Les régions qui disposent de moins de classes de ce genre restent Laâyoune et Oued Eddahab.
«En principe, les enseignants désignés pour l’éducation de ces enfants sont formés pour pouvoir assumer ce travail. La dernière formation au profit de 60 encadrants a eu lieu, la semaine dernière, au Centre national que vient d’inaugurer le Souverain à Salé. Cette nouvelle structure servira énormément à renforcer et à améliorer la formation et l’intégration scolaire des enfants handicapés», souligne M. Boukili. Ils doivent être jeunes (moins de 35 ans) et surtout motivés pour être sélectionnés. Mais pour faire de l’éducation au profit d’enfants handicapés, il ne faut pas oublier que toutes les parties qui y sont liées de près et de loin doivent s’y engager entièrement. «Le plus gros problème de l’intégration scolaire de ces enfants c’est le manque de volonté constatée chez des délégués, des directeurs d’établissements et même chez certains parents qui ne veulent pas que leurs enfants aient des camarades handicapés. C’est une question de mentalité !», s’exclame ce cadre. Et de préciser : « Chaque partie doit assumer sa tâche y compris les collectivités locales pour que ce travail puisse vraiment aboutir à du concret». Si la mobilisation de tous est nécessaire pour l’intégration scolaire et professionnelle des enfants handicapés, il n’est pas possible, cependant, que tous les enfants handicapés puissent en profiter même s’il n’est question que d’éducation fondamentale. Il ne faut pas oublier que pour chaque enfant, il y a un rythme à suivre et donc tout un projet pédagogique individualisé et l’Etat ne peut pas l’assumer.
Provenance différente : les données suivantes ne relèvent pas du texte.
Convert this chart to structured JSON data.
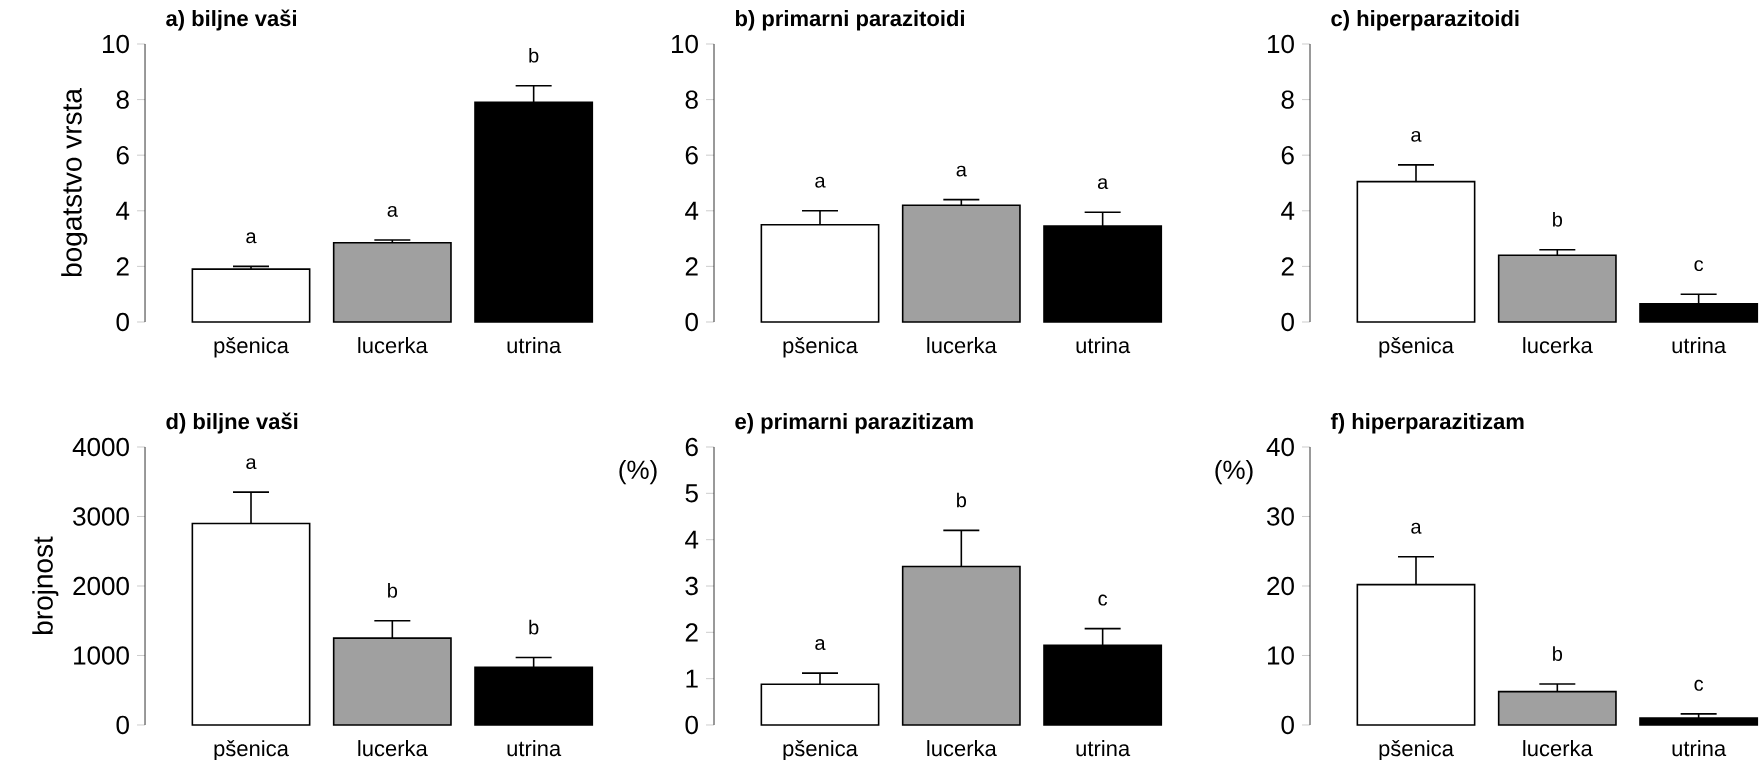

Deux sur trois enfants en situation d’un handicap de 4 à 15ans ne vont pas à l’école, selon l’enquête nationale sur le handicap de 2004. D’après cette dernière, 74.730 enfants handicapés sont scolarisés alors que 155.917 n’ont pas eu cette chance.
Vers l’établissement d’un plan d’Action :
Au secrétariat d’Etat chargé de la Famille, de l’Enfance et des Personnes handicapées, un projet de plan d’action pour l’intégration des enfants handicapés est soumis à l’étude. Les priorités ont été déjà identifiées, il ne reste plus qu’à soumettre ce projet à un expert pour sa relecture. Dans les trois prochains mois, nous confie-t-on, le plan sera élaboré et prêt à être exécuté. Mise à niveau, formation, sensibilisation, accompagnement sanitaire, équipement, information des parents, développement de partenariat… L’action se veut être pluridisciplinaire engageant une coopération avec l’ensemble des départements surtout celui de la santé pour prévenir et diagnostiquer les handicaps. On veut, également, créer des centres de référence qui pourraient servir d’exemples aux associations. A titre d’exemple : le centre des enfants autistes à Tanger et le centre national des enfant handicapés abandonnés qui verra le jour à Meknès en 2007.
Plus de 550 associations militant pour l’éducation des enfants handicapés ont désormais un rôle capital à jouer. Ce secrétariat d’Etat les assiste sur le plan technique, mais aussi financier. Cette année, il leur a octroyé 7,5 millions de dirhams.